Green IT, IT for green, sobriété numérique, obsolescence programmée, low tech… sont autant de concepts à avoir fait leur apparition au sein des stratégies territoriales. Car s’il apparaît comme un formidable vecteur de progrès économique et social, le numérique n’est pas sans reproches. Au-delà de représenter 10% de la consommation actuelle d’électricité à l’échelle mondiale, il est accusé d’être à l’origine de 4 % des émissions de gaz à effet de serre.
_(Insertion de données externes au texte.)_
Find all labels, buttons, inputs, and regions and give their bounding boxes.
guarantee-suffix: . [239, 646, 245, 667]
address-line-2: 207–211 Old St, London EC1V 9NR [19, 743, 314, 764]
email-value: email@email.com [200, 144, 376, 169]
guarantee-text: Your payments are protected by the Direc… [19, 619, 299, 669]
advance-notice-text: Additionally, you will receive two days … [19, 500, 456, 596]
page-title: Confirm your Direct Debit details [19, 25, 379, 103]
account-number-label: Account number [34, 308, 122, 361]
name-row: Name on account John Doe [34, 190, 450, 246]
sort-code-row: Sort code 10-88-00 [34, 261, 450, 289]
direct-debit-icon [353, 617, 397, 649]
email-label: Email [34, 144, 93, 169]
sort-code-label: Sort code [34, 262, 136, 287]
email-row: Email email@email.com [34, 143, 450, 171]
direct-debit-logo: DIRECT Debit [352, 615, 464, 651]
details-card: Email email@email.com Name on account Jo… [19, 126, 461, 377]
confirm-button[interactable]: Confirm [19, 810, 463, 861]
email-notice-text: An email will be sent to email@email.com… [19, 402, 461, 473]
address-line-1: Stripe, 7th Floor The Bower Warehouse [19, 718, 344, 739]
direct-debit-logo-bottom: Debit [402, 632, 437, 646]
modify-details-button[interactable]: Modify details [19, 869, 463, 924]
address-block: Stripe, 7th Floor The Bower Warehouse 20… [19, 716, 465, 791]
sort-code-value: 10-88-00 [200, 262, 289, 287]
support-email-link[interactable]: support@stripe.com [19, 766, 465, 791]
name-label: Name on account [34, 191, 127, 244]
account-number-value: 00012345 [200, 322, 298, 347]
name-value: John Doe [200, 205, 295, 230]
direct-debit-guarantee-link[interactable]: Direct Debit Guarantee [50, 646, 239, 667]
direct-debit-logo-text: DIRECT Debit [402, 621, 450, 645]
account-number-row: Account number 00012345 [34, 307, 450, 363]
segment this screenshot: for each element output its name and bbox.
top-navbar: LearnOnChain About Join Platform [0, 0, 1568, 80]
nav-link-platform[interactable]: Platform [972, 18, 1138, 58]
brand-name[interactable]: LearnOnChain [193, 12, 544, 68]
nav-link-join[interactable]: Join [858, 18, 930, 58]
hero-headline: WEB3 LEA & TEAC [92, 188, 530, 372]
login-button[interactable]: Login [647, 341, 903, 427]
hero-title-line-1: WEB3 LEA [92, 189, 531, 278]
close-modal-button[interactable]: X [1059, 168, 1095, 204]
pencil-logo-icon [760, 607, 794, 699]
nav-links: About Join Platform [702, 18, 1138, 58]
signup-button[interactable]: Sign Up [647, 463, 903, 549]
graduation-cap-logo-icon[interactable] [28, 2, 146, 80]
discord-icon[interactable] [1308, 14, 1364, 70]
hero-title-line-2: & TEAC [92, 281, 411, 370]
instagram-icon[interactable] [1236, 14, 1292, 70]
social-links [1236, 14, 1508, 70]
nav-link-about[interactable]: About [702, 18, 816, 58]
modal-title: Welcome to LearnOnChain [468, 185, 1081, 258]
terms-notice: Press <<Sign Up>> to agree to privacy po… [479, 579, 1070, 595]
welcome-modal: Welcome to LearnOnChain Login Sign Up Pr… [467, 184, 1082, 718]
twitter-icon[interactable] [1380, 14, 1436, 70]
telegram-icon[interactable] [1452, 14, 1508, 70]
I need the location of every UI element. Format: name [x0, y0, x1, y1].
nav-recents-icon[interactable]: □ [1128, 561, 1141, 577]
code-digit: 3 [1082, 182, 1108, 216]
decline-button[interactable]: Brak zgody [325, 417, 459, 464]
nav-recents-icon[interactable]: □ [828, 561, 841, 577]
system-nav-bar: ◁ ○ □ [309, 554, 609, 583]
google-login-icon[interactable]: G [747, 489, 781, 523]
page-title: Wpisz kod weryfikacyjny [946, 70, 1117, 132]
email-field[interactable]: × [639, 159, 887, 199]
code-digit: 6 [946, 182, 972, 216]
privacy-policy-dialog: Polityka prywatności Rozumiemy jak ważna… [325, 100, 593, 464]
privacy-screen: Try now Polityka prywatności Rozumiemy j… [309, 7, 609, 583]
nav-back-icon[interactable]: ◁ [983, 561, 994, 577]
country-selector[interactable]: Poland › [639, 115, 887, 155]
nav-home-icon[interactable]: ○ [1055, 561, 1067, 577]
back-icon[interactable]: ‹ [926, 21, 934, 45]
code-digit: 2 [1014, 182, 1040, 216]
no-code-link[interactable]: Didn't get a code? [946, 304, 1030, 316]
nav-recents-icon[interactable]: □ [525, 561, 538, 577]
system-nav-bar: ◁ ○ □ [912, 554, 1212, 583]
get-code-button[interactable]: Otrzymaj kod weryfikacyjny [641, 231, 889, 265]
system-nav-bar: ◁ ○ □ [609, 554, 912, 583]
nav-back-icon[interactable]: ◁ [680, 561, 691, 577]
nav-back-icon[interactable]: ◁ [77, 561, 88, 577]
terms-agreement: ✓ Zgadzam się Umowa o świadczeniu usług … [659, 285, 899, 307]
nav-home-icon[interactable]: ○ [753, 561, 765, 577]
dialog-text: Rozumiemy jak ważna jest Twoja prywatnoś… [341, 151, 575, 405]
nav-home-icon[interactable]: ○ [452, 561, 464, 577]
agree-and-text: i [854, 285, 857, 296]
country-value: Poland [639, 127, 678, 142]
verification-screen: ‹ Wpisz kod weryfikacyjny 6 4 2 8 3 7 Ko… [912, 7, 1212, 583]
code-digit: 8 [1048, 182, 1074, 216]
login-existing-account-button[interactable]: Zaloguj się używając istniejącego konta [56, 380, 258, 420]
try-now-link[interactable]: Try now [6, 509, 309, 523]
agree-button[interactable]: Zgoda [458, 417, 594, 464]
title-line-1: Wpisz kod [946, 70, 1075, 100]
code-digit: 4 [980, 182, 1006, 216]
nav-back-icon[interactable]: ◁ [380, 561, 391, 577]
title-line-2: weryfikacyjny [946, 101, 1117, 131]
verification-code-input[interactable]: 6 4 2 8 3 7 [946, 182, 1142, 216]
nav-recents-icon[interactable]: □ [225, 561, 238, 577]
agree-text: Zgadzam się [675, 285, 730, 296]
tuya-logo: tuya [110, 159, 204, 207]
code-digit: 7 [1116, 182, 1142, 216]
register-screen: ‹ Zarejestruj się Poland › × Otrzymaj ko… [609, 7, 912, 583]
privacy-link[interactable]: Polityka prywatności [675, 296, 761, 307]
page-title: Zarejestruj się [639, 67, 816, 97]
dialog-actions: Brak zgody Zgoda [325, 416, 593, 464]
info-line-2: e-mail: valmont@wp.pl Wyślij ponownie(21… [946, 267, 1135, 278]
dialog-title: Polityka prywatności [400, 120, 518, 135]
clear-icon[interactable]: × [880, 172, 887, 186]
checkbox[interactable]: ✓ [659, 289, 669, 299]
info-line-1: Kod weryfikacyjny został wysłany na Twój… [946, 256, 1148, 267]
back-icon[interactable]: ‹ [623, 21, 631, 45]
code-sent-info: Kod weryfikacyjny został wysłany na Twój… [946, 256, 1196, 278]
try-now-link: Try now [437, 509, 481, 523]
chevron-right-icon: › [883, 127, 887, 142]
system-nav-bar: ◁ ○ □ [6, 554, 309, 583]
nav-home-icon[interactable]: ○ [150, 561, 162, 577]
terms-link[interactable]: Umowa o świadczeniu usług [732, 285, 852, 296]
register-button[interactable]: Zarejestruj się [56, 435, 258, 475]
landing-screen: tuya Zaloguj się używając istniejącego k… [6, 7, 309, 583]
La part d’Internet dans ces émissions équivalant à elle seule celle du transport aérien ! Pire encore, selon certaines projections, le numérique est attendu pour doubler ses émissions de GES d’ici à 2025 et tripler ses impacts environnementaux sur les sols, l’air, l’épuisement des ressources et de la biodiversité.
Pour un numérique plus respectueux de l’environnement, des solutions existent et s’articulent autour de deux volets principaux : Le Green IT et l’IT for Green.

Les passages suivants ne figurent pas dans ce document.